Although the single currency fell briefly to 122.40 late last week, the subsequent rebound suggests consolidation above this level would be seen and gain to 125.31 resistance cannot be ruled out, however, break there is needed to signal the pullback from recent high of 125.82 has ended, bring retest of this level later. Having said that, only a break of previous chart resistance at 125.82 would confirm recent upmove has resumed and extend subsequent headway to 126.50-60, then 127.00-10.

On the downside, whilst initial pullback to the Tenkan-Sen (now at 123.53) cannot be ruled out, reckon 123.00-10 would hold and bring another rise later to aforesaid upside targets. Only below said support at 122.40 would risk correction of recent upmove to 122.00-10, however, still reckon downside would be limited to 121.60-65 (38.2% Fibonacci retracement of 114.85-125.82) and bring another upmove later. Below indicated previous support at 120.60 would abort and signal a temporary top has been formed, bring retracement of recent entire rise to 120.30-35 (50% Fibonacci retracement) and then 120.00 but reckon downside would be limited to 119.40-50 and price should stay above indicated support at 118.92.

Recommendation: Buy at 123.55 for 125.55 with stop below 122.55.


On the weekly chart, the single currency has remained confined within near term narrow range and further sideways trading would be seen, however, reckon last week’s lo at 122.40 would limit downside and bring another rise, above 125.31 resistance would signal the pullback from 125.82 has ended, bring retest of this recent high break there would extend the erratic rise from 109.49 low to 126.45-50, then towards 127.40-50 but reckon another previous resistance at 128.23 would limit upside and 129.60-65 (50% Fibonacci retracement of 149.79-109.49) should hold, price should falter below psychological resistance at 130.00, bring retreat later.

On the downside, although initial pullback to 123.50-55 cannot be ruled out, 122.37-40 (current level of the Tenkan-Sen and said support) should hold and bring another rise later.
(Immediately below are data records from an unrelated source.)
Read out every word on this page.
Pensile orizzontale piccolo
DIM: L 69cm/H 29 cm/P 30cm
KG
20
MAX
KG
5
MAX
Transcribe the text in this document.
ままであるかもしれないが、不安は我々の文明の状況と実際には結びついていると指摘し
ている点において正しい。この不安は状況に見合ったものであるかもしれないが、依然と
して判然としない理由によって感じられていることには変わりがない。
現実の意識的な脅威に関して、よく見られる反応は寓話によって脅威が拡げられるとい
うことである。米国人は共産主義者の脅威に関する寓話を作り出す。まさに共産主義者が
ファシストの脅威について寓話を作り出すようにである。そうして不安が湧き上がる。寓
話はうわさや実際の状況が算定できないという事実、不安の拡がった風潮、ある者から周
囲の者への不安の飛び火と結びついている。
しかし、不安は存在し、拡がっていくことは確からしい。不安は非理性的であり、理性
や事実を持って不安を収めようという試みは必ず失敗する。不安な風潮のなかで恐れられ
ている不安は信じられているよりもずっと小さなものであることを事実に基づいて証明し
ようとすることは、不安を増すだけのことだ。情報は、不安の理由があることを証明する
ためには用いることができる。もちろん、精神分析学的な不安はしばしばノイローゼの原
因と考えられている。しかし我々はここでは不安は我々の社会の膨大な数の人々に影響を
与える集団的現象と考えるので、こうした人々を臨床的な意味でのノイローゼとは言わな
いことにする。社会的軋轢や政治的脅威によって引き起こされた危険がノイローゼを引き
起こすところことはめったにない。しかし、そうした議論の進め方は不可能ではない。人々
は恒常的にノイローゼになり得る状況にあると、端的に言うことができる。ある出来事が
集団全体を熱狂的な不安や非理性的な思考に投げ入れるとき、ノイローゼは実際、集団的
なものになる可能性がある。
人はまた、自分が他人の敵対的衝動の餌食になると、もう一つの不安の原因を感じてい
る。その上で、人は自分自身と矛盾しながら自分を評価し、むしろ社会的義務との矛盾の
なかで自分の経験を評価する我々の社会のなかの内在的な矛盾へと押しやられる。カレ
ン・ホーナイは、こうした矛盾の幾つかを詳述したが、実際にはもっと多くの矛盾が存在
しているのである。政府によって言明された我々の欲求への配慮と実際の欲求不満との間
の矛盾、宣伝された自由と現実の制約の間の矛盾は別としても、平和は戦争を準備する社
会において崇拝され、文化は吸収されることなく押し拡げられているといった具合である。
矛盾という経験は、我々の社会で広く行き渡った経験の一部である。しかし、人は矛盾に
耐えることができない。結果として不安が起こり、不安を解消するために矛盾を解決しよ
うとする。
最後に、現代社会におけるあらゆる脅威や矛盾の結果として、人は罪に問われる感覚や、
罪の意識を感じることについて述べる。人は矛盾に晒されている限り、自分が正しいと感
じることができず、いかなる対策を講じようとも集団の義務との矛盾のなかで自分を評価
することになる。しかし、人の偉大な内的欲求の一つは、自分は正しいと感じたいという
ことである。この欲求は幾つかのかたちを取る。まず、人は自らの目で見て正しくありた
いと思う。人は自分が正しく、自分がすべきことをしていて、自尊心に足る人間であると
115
Below 122.37-40 would defer and risk weakness to 121.60-65, however, reckon downside would be limited to 121.00 and the Kijun-Sen (now at 120.34) should remain intact, bring another upmove later. A weekly close below the Kijun-Sen would defer and risk correction to 120.00, however, euro needs to penetrate indicated support at 118.92 to shift risk to the downside for further fall to 118.00 but downside should be limited to previous resistance at 117.82 and bring rebound later.